Of course, we know what happened to Opera Mini years later: its owners started to aggressively monetize it, which is fine, but killed its core value that made it so attractive to its fans in the first place, which is simplicity.
- Hootsuite
Accessing your Twitter and Facebook accounts via non-conventional apps is still cool, which prompted me to test this app out. It has since grown to include more features such as scheduling posts on the said social media sites. However, its popularity has naturally dropped, although its developers keep it up to date with new features and visual improvements.
- Foursquare
Another nostalgic app that awarded badges to users for checking out places near their neck of the woods, Foursquare was insanely popular in 2011-13. Better apps have since eclipsed its upper hand, because, why check out a place when Facebook allows you to do just that? You can also snap a photo and share it to a wider audience on Instagram. It can be argued that the growth of other social media platforms, especially those owned by Facebook did dent the rise of Foursqaure, which, by the way, has a different name now.
- Drag Racing
This is a game, and I’m not much of a mobile phone gamer, yet I somehow installed this utility because, why not. It lives to date and can be very entertaining to children.
- AVG Antivirus
Before you start schooling me about the uselessness of AV apps in Android, you have to listen to me first. You see, we all are very scared of malware and AV companies survive by ensuring that we are genuinely afraid, so to keep our new shiny toys from viruses, we installed antivirus tools just to be safe – and AVG was my first choice. I used it to backup contacts too (they are probably sitting in some server, all confused because I never installed the app after 2012).
- Camera effects
I have photos taken by the legendary IDEOS from 2011/12 and they are a joke. Blurry and unusable in anywhere! Anyway, I started retouching them with photo apps and third-party camera apps such as Camera effects. You know, throwing in a black and white filter for good measure and just for kicks. I was also a child.
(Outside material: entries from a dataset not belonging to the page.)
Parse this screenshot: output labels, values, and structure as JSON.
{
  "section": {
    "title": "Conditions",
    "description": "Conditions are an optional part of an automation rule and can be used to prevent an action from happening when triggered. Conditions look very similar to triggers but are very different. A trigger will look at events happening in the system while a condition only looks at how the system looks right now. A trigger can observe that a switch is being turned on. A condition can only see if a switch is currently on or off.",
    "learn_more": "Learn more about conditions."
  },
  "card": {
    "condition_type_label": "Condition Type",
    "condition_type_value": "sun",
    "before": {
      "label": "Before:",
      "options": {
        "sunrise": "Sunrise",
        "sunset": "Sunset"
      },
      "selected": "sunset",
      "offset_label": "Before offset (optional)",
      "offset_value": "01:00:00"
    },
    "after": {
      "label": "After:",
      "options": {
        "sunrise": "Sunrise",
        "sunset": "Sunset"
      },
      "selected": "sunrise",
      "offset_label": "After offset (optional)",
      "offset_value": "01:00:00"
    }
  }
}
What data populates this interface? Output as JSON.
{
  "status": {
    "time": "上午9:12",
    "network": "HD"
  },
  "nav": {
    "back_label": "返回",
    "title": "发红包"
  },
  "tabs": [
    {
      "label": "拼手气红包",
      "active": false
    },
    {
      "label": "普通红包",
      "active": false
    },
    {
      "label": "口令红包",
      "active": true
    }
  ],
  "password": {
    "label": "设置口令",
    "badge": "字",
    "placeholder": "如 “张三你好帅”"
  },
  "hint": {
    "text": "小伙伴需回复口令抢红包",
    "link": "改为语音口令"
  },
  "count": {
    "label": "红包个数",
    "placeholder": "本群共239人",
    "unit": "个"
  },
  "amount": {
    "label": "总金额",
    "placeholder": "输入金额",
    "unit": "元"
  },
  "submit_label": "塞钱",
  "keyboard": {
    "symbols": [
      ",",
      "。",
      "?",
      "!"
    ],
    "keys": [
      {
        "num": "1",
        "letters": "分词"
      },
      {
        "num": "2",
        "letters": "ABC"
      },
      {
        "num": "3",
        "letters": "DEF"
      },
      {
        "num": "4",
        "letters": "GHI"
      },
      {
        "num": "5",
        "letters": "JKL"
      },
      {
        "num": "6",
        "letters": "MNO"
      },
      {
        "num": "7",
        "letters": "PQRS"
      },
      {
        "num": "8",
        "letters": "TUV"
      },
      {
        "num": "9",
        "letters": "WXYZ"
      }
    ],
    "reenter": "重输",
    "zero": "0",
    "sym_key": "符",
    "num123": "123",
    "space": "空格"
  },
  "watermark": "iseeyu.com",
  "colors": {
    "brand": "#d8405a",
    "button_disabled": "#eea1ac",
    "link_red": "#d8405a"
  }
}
- Aquarium Free Live Wallpaper and Nightfall Live Wallpaper
The good thing about Android, as you have known for years now, is that you can customize and make it look the way you want with icon packs, wallpapers, and themes, to mention a few. Live wallpapers wowed me and I used them in so many instances.
- Twicca
This, as its name suggests, is another Twitter client that I haven’t used for years now. There were so many options to send a tweet from an Android phone as is the case today, and I used most of the available options, except the app was too good it had to be slapped with limitations in the name of tokens that limits users to a measly 50K.
This list does not include popular apps such as WhatsApp. I did not use it back then, but its growth prompted me to test it a couple of months later. Instagram was also an iOS reserve and only launched for Android in 2012 amid complaints from the iOS fanbase community because Android users do not deserve good apps.
Anyway, what were your first Android apps?